Rose Megirian Makes Objects that Speak
Rose Megirian wants you to develop a meaningful relationship with the objects in your life. Whether it’s a dress, a vase or a pair of earrings, she designs things that speak to you – and hopes that you’ll reply.
Rose is the brains and talent behind Many Peaks Assembly, an independent design studio in Perth, Western Australia. Passionate about ethical making, she aims to tackle overconsumption by creating “emotional connections between objects and their owners”.
“I feel like a lot of what’s wrong with the world is due to the scale on which we’re producing and consuming things,” Rose explains.
Many Peaks Assembly is founded on the idea of buying less and buying better. To consider every single purchase before committing to it so that we can make more informed and longer lasting choices.”
Growing up in Darwin, Rose was always encouraged to make things, and she was lucky enough to be surrounded by tools of the trade.
“My parents are incredible makers,” she says. “At home we had a ceramic wheel, jewellery kiln, printing press, sewing machines, and plenty of art supplies. My dad had a great workshop set up under the house where he made furniture, tree houses, boats, and much of the house itself.”
From this early creative grounding, Rose went on to study fashion design. She loved the course, but found herself increasingly frustrated with the fashion industry.
“I felt it had distanced itself from the hand of the maker,” she says, “as well as slow production methods, quality materials and craftsmanship.” Deciding to tackle this directly, she went on to launch her line Many Peaks Assembly.
In choosing the name, Rose knew she wanted one that “wouldn’t pigeon hole the type of work I was doing, so I could basically design, make, facilitate, anything and everything I wanted to all under the one name.” She envisions her practice as a table on which “differently-shaped projects” are covered with a huge cloth, creating a single mountainous landscape with a cohesive aesthetic.
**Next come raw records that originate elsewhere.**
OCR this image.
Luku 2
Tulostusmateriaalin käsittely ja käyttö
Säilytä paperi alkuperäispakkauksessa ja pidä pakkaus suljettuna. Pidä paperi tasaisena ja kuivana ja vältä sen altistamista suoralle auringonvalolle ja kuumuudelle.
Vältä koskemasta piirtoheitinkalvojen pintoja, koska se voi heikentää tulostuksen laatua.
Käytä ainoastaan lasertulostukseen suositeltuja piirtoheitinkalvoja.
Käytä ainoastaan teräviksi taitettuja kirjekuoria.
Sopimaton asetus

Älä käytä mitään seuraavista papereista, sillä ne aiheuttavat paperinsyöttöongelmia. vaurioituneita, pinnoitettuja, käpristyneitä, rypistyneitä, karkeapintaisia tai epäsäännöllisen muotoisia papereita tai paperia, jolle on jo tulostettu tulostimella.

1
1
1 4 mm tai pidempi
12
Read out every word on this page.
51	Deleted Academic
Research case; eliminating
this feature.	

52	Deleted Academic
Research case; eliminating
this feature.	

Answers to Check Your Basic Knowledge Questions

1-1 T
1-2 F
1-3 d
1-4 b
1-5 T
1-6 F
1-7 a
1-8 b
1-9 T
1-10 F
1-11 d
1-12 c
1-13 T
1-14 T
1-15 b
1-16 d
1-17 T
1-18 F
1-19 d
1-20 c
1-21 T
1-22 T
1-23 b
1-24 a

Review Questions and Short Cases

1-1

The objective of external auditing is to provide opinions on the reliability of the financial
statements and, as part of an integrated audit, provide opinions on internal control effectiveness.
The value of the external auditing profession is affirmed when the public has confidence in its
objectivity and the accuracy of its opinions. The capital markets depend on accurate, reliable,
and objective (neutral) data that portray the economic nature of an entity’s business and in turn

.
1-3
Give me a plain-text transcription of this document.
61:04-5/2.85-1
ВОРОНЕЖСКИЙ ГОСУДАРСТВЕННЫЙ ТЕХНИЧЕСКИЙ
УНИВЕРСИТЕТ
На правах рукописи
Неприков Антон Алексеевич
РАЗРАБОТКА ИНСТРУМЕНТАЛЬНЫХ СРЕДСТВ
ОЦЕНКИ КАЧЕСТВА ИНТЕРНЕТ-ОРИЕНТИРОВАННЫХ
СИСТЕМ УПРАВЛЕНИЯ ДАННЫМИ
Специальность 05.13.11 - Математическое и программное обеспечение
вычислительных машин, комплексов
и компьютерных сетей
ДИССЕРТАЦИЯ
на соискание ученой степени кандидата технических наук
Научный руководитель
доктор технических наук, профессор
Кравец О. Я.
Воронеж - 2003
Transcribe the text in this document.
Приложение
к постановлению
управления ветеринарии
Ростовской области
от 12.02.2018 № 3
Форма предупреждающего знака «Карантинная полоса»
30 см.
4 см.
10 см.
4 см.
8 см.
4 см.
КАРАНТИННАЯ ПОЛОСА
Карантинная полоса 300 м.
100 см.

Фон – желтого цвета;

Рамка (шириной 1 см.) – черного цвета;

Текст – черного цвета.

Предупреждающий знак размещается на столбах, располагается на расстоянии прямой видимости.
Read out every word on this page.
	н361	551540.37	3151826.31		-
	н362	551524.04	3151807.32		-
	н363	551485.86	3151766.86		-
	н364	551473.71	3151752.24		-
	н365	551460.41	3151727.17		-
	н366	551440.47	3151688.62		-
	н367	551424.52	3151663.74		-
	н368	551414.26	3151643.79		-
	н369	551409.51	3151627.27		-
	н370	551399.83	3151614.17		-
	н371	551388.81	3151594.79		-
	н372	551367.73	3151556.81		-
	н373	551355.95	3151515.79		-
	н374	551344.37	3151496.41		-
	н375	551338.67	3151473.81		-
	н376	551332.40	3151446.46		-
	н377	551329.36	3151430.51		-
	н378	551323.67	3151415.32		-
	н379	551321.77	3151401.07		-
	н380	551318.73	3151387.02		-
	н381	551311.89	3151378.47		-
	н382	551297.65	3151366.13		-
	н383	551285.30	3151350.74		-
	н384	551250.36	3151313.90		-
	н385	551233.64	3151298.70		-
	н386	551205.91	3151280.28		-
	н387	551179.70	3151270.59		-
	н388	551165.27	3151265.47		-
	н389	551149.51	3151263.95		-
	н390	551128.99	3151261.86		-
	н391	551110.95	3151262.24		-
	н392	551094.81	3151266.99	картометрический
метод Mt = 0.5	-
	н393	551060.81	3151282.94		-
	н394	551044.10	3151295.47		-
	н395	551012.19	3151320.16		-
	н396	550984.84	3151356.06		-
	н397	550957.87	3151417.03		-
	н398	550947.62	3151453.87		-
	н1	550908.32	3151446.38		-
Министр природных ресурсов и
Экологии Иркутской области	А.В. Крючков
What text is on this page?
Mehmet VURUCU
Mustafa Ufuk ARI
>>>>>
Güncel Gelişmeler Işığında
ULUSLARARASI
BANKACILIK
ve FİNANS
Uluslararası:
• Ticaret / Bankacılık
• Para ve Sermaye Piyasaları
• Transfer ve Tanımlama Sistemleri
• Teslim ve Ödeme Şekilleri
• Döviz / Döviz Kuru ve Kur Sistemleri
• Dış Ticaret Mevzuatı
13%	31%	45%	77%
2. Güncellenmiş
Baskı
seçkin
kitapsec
As a result, Many Peaks Assembly encompasses design, fashion, jewellery, and art-making, often collaborating with other artists and designers.
Rose’s latest series is a collection of sterling silver vessels. Each one is designed to hold an air plant – that is, a type of plant that doesn’t need to live in soil, but gets all the nutrients it needs from the air around it. The vessels are inlaid with precious and semi-precious stones. As well as featuring brilliantly-cut Australian sapphires and emeralds, they also include broken, chipped and synthetic stones; and the silver surfaces are deliberately tarnished. When the pieces were exhibited (in Radical Ecologies at the Perth Institute of Contemporary Arts), they were nestled in a bed of charcoal.
Rose explains that in this work, she wanted to “explore the way we assign value to objects and materials.” Why is a stone found with a chip or crack less valuable than a stone that’s been cut deliberately? Why are we more attracted to silver when it’s shiny? Why is coal dirty, and diamonds desirable, when they’re both just carbon? Really, when you dig down, it’s plain that humans aren’t so different from magpies, obsessed with gathering shiny objects for our nests.
The inspiration for these vessels was sparked during a trip to Cyprus; while visiting an archaeological dig, Rose found herself drawn to the pottery that was being unearthed. She was particularly struck by the fact that these cheap handmade objects, once used daily, had now become rare and valuable over the passing of time.
In Rose’s vessels, the idea of ‘worth’ is complicated by the fact that each silver container holds a living plant. “It introduces a care structure to the work,” she explains.
Anyone buying the piece must look after both plant and precious vessel, interacting with them regularly. She hopes this will result in a sense of familiarity and an emotional bond over time. Cherished and nurtured, the vessel and it’s contents will become important to its owner, far more than any throwaway mass-produced vase, and even more than the objective ‘value’ of its materials.
Many Peaks Assembly is always, in the end, about people: tactile objects designed to connect with human lives, bodies and emotions, to be kept close by and treasured.